Saying that an author like Wallace is using too many words is like saying that — well, let’s just go with a big obvious but simple example here — DaVinci should have rendered the Mona Lisa as a stick figure. Surely no one will doubt that that modified painting I’m imagining would in a general sense convey the idea “woman” (or “person,” at least), but all of the nuance, all of what makes the picture art rather than just a picture would be leached out of it.

Fragmented Into Beauty

Well there’s no getting away from mentioning note 24 this week. I skimmed it the first time I read the book because it seemed extra and annoying and probably extra annoying. End notes with footnotes of their own. A text within a text. Plots (or not) described within the text within the text. A tiny bit of plot among the players in Incandenza’s films (if you watch last names, you’ll see evidence of marriage and, presumably, divorce). Untitled. Unfinished. UNRELEASED. My feeling is that you don’t have to read most of these too carefully on a first dip into the book. It’s the kind of note that it might be instructive to read after you finish and on subsequent readings, and I find it more funny than annoying every time I’ve read it since that first.

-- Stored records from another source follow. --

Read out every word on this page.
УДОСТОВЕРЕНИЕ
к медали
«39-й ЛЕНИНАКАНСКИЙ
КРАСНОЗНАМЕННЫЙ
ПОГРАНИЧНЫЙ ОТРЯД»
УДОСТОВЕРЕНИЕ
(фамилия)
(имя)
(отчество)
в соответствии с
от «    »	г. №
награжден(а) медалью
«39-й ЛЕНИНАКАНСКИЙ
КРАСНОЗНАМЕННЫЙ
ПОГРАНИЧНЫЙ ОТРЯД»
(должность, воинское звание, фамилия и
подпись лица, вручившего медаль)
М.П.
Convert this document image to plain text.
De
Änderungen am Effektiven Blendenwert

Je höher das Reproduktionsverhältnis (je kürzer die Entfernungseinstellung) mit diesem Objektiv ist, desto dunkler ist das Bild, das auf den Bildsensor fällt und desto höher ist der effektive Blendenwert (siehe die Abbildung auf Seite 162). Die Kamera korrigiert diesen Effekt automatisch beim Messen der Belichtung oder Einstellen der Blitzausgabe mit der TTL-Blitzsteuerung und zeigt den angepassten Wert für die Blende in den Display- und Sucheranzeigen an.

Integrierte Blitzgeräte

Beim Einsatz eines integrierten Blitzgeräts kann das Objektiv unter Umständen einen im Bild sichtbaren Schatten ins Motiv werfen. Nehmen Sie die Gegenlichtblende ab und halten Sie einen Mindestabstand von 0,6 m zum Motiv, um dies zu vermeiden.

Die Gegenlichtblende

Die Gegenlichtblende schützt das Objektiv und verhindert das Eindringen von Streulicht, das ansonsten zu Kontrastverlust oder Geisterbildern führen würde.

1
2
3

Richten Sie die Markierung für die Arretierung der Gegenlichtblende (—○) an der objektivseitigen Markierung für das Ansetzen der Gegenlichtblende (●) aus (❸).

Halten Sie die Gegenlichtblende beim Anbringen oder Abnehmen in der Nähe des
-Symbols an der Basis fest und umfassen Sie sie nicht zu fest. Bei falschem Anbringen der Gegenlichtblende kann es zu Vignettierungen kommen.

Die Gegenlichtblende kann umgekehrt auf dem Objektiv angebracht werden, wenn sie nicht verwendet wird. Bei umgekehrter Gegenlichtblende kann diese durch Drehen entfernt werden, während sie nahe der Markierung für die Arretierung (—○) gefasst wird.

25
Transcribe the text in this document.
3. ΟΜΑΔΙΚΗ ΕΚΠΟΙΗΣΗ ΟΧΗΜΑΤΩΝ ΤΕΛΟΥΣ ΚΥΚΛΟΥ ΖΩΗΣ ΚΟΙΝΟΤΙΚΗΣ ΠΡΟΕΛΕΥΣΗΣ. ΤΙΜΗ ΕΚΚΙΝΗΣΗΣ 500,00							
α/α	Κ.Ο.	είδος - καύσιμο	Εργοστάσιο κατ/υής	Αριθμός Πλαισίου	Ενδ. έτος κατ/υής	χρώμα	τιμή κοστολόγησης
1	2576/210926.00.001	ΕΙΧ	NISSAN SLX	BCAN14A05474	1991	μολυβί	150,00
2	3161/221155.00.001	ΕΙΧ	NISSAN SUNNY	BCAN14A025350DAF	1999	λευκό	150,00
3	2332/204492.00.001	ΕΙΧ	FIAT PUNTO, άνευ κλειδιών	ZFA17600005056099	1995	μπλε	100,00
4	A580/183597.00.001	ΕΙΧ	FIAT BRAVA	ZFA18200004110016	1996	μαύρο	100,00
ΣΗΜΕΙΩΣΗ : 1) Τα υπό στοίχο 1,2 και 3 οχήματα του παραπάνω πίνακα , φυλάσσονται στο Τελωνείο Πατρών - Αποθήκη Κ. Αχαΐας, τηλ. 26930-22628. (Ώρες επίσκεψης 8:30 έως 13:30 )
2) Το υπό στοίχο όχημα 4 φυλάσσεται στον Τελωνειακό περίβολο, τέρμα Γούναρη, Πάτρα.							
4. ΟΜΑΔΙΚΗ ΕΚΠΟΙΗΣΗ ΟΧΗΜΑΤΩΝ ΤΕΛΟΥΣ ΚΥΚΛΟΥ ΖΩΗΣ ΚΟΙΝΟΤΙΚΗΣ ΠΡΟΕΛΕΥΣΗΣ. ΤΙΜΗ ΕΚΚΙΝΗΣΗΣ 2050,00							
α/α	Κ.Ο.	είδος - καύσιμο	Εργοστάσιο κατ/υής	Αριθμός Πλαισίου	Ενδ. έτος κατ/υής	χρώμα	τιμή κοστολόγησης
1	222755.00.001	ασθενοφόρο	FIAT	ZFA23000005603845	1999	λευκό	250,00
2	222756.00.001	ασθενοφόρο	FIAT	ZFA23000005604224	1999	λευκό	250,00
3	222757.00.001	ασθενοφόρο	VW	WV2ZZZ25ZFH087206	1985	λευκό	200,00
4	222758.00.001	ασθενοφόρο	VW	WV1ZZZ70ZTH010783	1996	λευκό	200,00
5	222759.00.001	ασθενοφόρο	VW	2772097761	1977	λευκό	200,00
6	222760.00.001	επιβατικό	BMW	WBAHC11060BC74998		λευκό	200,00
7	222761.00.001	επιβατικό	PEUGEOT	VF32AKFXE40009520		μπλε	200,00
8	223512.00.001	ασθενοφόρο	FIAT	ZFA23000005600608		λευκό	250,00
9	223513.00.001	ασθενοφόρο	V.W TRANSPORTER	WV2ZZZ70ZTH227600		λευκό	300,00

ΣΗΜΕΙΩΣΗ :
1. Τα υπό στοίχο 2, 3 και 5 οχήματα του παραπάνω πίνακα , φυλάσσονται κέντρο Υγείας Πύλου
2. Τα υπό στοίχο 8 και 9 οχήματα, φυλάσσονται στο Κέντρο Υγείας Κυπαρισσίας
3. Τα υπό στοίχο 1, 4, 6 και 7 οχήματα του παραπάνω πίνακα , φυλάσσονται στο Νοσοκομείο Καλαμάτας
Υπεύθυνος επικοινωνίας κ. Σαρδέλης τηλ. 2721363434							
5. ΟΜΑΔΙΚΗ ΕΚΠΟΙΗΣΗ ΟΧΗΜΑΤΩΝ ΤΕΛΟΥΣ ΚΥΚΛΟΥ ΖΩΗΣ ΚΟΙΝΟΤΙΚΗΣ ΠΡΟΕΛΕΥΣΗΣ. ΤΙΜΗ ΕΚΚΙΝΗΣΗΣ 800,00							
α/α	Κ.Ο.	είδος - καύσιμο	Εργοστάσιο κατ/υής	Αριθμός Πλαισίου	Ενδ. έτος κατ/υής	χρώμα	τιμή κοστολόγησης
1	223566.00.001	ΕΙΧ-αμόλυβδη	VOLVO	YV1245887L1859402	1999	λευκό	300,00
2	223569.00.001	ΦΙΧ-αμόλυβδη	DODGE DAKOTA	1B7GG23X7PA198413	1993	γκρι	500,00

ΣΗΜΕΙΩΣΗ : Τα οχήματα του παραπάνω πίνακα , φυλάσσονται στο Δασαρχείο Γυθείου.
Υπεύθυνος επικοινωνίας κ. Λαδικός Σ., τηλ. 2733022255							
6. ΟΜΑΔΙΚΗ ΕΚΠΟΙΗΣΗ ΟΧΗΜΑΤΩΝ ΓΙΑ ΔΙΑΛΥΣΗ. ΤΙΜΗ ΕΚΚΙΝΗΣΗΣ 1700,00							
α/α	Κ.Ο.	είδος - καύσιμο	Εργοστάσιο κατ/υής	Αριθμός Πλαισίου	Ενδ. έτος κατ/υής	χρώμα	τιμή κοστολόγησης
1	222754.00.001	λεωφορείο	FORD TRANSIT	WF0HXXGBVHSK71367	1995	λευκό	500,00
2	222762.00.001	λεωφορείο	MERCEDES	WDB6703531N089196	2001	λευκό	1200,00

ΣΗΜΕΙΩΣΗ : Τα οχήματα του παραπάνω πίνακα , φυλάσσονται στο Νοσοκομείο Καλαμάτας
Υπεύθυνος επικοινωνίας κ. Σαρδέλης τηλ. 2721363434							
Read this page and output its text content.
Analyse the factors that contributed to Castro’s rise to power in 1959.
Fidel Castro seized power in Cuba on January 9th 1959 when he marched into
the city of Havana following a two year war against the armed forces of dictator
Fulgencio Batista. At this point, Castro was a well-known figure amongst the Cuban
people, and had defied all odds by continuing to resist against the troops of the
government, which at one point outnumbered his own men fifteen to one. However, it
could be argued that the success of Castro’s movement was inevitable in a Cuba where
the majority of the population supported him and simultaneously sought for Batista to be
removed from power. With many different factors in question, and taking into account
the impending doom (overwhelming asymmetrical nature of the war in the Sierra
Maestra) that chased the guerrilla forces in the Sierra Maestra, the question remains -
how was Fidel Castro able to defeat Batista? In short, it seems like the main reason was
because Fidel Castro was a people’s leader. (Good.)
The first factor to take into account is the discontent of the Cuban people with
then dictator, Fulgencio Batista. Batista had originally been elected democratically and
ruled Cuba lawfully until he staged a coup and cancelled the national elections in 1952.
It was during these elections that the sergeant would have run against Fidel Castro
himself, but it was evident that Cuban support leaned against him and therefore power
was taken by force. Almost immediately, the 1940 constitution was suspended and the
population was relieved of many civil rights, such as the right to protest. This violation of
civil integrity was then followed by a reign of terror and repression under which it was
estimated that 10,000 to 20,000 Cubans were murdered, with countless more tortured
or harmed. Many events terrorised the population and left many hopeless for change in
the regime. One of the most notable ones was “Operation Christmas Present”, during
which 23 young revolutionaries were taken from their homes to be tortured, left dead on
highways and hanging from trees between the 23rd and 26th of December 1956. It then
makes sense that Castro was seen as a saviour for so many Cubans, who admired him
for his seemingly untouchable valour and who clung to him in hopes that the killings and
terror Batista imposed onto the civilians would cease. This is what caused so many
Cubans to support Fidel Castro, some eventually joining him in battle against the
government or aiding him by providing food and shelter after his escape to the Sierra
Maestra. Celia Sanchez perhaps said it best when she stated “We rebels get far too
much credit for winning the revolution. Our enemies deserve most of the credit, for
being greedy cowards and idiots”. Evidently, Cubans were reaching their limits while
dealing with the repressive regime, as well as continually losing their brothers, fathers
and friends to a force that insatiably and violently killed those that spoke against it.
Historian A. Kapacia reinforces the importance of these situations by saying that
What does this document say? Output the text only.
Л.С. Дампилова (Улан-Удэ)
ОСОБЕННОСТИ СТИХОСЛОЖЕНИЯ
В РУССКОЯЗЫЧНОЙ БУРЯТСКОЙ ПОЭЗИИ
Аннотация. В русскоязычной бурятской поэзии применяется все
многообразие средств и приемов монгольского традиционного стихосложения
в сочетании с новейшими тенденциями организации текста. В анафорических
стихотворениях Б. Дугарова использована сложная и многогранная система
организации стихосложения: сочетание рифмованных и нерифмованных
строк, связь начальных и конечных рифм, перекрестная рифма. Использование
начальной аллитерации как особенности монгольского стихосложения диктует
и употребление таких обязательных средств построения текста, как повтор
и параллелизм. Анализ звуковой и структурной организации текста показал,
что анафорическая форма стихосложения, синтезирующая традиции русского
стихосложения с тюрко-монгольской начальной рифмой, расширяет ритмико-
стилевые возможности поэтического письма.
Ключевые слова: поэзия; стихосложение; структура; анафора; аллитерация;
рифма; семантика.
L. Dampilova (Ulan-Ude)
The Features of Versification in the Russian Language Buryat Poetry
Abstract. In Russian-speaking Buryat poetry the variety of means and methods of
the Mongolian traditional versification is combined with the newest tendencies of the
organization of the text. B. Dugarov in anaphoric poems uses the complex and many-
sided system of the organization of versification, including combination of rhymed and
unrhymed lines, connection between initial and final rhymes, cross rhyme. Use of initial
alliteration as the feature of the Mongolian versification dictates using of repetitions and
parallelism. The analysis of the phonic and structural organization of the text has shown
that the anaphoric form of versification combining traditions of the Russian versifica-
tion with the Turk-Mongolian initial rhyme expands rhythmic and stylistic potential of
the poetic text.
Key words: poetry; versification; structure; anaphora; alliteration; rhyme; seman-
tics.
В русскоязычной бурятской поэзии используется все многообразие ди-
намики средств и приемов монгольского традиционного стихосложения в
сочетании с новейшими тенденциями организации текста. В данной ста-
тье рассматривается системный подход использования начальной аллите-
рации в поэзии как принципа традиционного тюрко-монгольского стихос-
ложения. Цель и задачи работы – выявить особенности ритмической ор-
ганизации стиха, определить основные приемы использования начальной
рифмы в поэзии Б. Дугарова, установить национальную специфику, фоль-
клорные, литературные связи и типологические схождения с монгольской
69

I don’t have a lot to say about Kate Gompert. This section is hard to read after Wallace’s death. I have the impression that there’s something of a kinship between this section and the Erdedy section. Maybe it’s how they deal with something that is, or could be, treated as a very big cliche. Or it might be how they seem to try to deal with that cliche very honestly, how they’re pretty much devoid of some of the absurdity that occurs elsewhere in the book (feral hamsters and infants, anyone?). I’m not sure. But without going back and doing a side-by-side close reading of the two, I have an amorphous sense that the two are cousins.

From page 68:

We sort of play. But it’s all hypothetical, somehow. Even the ‘we’ is theory: I never get quite to see the distant opponent, for all the apparatus of the game.

I just dig that dream and its concluding sentences.

From pages 81 – 82:

[Schtitt] knew real tennis was really about not the blend of statistical order and expansive potential that the game’s technicians revered, but in fact the opposite — not-order, limit, the places where things broke down, fragmented into beauty…

And Schtitt… nevertheless seemed to know what Hopman and van der Meer and Bollettieri seemed not to know: that locating beauty and art and magic and improvement and keys to excellence and victory in the prolix flux of match play is not a fractal matter of reducing chaos to pattern. Seemed intuitively to sense that it was a matter not of reduction at all, but — perversely — of expansion, the aleatory flutter of uncontrolled, metastatic responses to those responses, and on into what Incandenza would articulate…. as a Cantorian continuum of infinities of possible move and response… beautiful because infoliating, contained, this diagnate infinity of infinities of choice and execution, mathematically uncontrolled but humanly contained, bounded by the talent and imagination of self and opponent.

I think that any time Wallace starts writing about infinity, it’s probably pretty important, given the title of the novel and the title of the film(s) that it references (didn’t catch that if you didn’t read note 24). This passage is kind of wonderful, and I have trouble not thinking of it as something of an artistic statement. Wallace’s work takes you in a million possibly chaotic directions. Understanding that his work can’t be forced into a template is, I think, a key to enjoying it. Your job as reader is to supply containment where he doesn’t and yet to let the work bounce about within your own sense of its containment, producing whatever associations it produces for you, which then feed back into your reading of the work. Reading Wallace is more like playing a match of tennis (I suppose that’s pretty trite of me) than sitting back in your special chair in front of the TV drooling into the tray strapped to your chin. It’s about engagement rather than passive entertainment.

I’ve always found the Steeply/Marathe scenes a little tedious and sometimes confusing.